M. Athalie Range, 1997. On a more local level, she was well known in south Florida education, civil rights and education circles. Born to Bahamian immigrants in Key West in 1915 she was active in the Miami African-American community when she saw the inequality of the school system. She ran for the Miami Board of Commissioners in 1965, lost, was appointed in 1966 and elected twice after that. She is credited with introducing some key ordinances, including a stringent handgun law, updated fire codes and the creation of parks and play areas.

Named by Governor Reuben Askew to serve as Secretary of the Department of Community Affairs, she was the first African-American to be head of a Florida state agency.
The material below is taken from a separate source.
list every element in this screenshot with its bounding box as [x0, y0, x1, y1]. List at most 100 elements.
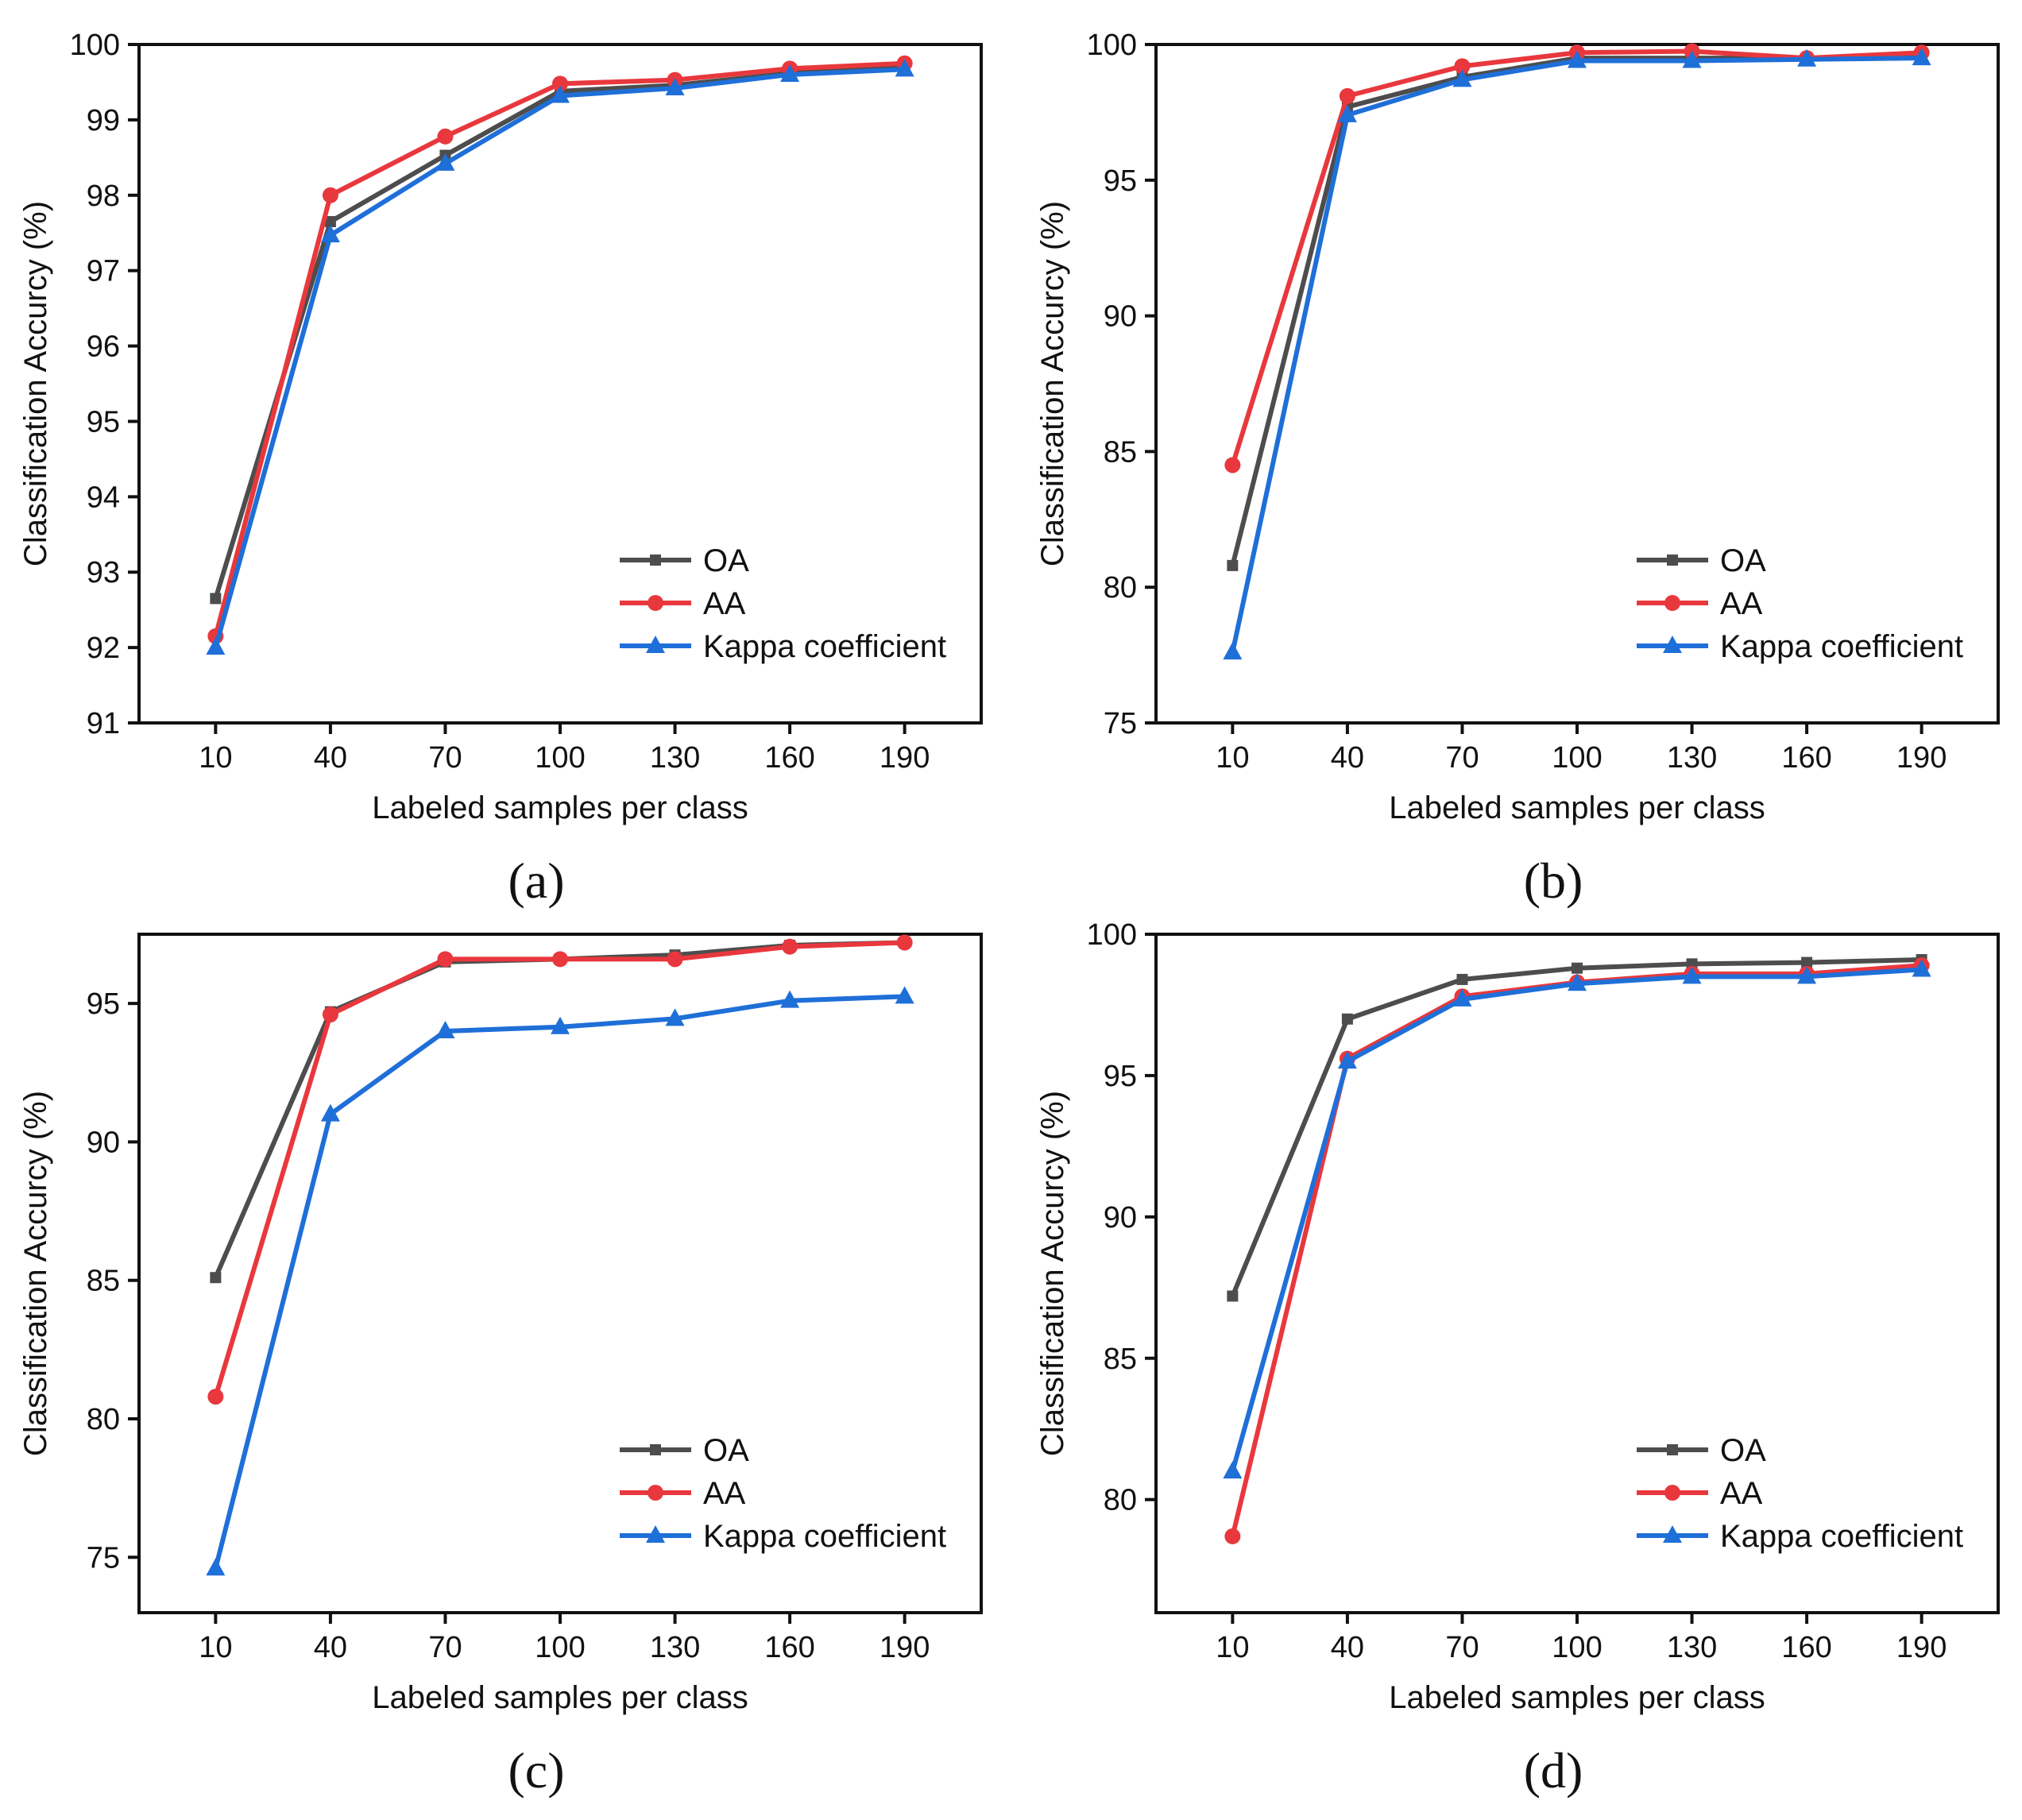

Eartha Mary Magdalene White, 1986. The 13th child of a former slave, she was born in 1876 in Jacksonville.  She was adopted by a Clara White, a fighter who had been born into slavery herself, was widowed and left to raise Eartha alone. Clara instilled a strong sense of caring for human dignity in Eartha, who went on to be an educator, publisher and humanitarian. She established the Clara White Mission serving the homeless and needy around Jacksonville, ran a prison mission, donated property for community projects and began the Eartha M.M White Nursing Home, which became the area’s largest employer of African-Americans. 

All her adult life, living to nearly 100, she funneled the money she earned from her successful business into humanitarian causes.

Roxcy O’ Neal Bolton, 1984. Born into a pioneer settler family in Mississippi, she is considered “Florida’s Pioneer Feminist.”   She was the founder of the Florida Chapter of NOW, the charter president of the Dade County chapter and, in 1969, elected a national vice president of NOW. She worked for the Equal Rights Amendment, which passed congress but was never ratified.

She did not limit her work to the political side, she founded the first Rape Treatment Center in the country at Jackson Memorial Hospital in Miami and, in 1972, founded Women in Distress, the first women’s rescue shelter in Florida, and continued efforts to support proper representation of rape victims in the criminal justice system.